Five Minutes With: Sienna Miller
Intelligent, fun, with a good sense of humour, Miller chats to MiNDFOOD about her latest role.

Sienna Miller, 35, stars as a girl from the wrong side of the tracks alongside Ben Affleck, who plays a notorious gangster, in Live By Night, a 1920s crime drama based on the novel of the same name by Dennis Lehane.

Miller is an actress, model and fashion designer and most recently starred in American Sniper, and Foxcatcher, in 2014. A versatile talent, she also performed in the hit musical, Cabaret, on Broadway, in 2015 in the title role as Sally Bowles.

One of the themes of the movie is about karma – what you put out into the world comes back to you. Do you agree with this theory?

Yes, I think goodness can boomerang back. I think there’s reward in giving and receiving. I’m sure that negative behaviour perpetuates negative responses and I’m sure that as human beings we’ve all experienced both sides of it. But it is a profound statement. It is something that I think resonates.

What was your experience like working with Ben Affleck? Did you know him before this movie?

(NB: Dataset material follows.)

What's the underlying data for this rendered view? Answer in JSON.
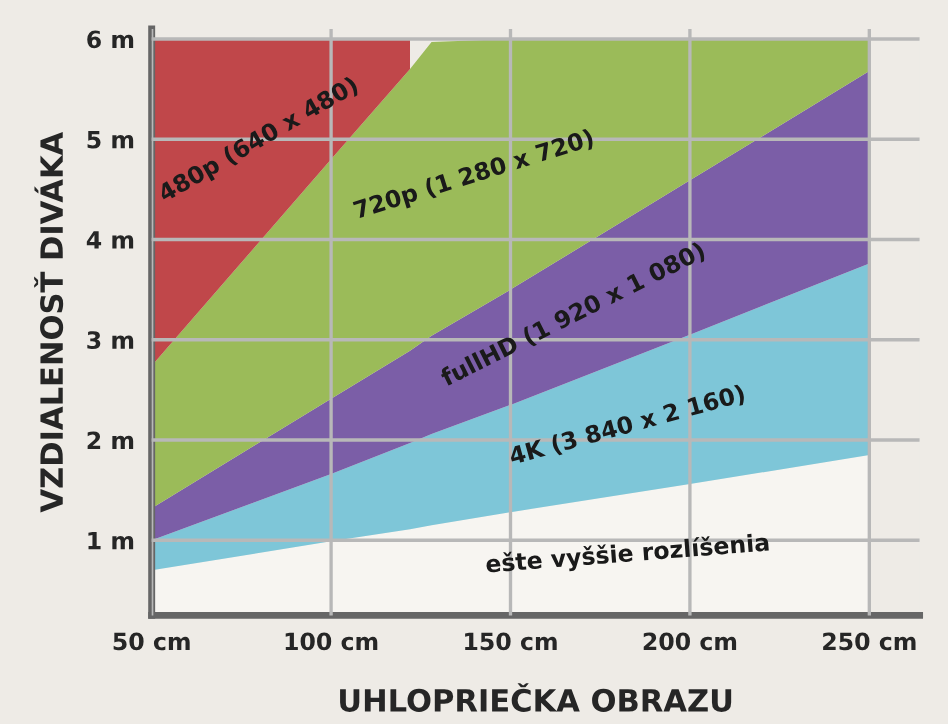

I’d actually first met Ben the first ever time I came to L.A. I was brought here to do a screen test for a movie called Paycheck, with Ben. I was twenty-one, had never been here, and I didn’t get the part. Uma Thurman got the part. But I’d had this experience of a screen test with him and it was so exciting. And he’d always, since that moment, been a real supporter from afar. We were at the same agency. And so I’d admired him enormously for his achievements. And also been very grateful for the support that he’d show me from afar throughout my career. He, as a filmmaker, is generous, trusting, hyper intelligent and funny. He’s raising three children, producing, directing, writing and starring in a film. He really takes a back seat in order to get the performance he wants from you, putting himself not first. As a human being I could not be more effusive. I really admire and respect him deeply.

What does the title, Live by Night mean to you?

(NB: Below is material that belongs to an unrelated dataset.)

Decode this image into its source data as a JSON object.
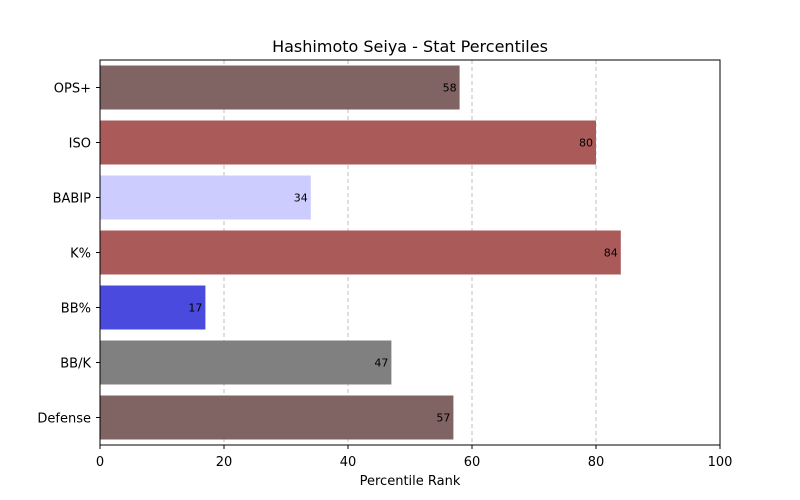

I think in this era, in the Prohibition era, everything was shrouded in secrecy and everything was being done under the table. And so a lot of the deals and the drama took place at night.

How much of a night person are you?

I have a four year old so I’m far more a creature of the night than I care to be these days because she’s in the delightful habit of just crawling into my room several times in the evening. I think when you’re younger the night is exciting and you can go out with friends and have fun. Unfortunately those days are far, far gone for me, raising a four year old. As far as he symbolism of it, I think we all know what living by night is. I was never someone that loved like clubbing but the night does provide a sort of excitement.

She was what you’d describe as a scrapper. Did you like that about her?

Yes. I admire that about her, her survival instinct. I feel like that era was the first time that there was a small revolution for women. Skirts got shorter. Corsets came off. People chopped of their hair. I mean there was something going on and people often attribute that to the sixties as a real revolution for women but, I believe that it really began there. And I think she was in touch with that somehow.

Are you a scrapper?

Of course I am! No, I’m not really a scrapper. What, as in pick fights? No. I was joking, I’m English, these things come out. I’m a weird dichotomy. In some ways very much, in some ways insecure, otherwise I wouldn’t be an actress. I don’t think. It’s a very common trait. My job is to pretend to be other people. I mean, it’s odd.

Do you have any pieces from this era in your wardrobe?

I have some twenties pieces yeah. I’m a bit of a hoarder when it comes to vintage things. I love the history of authentic clothes. So I have things that I would never wear that just are hanging around.

Where do you store all your pieces?

Just the odd piece I have hanging them around. I’m going to be that mad old lady wearing hats with cats. I’m quite Edie Beale. They’re just dotted around, things of beauty.

How would you describe your relationship to fashion?

I don’t think I have much of a relationship with it. I’m fortunate where I get to borrow nice things and have to do events. And that’s part of our job as actresses. They’re so aligned now those worlds, fashion and film but on a day-to-day basis it’s not something I particularly consider. It’s like, leggings and sweatshirts on the school run. I love being able to wear lovely things. And then you send them back at the end of the night. It’s great.

Whose idea was it to name you Sienna?

It was my parents. I think, I imagine it was more my mother. I think it was between Tuscany, Aurora, Ophelia or Sienna. So I’m quite glad. They’re all intense and dramatic, like my mother. So I think it was probably her.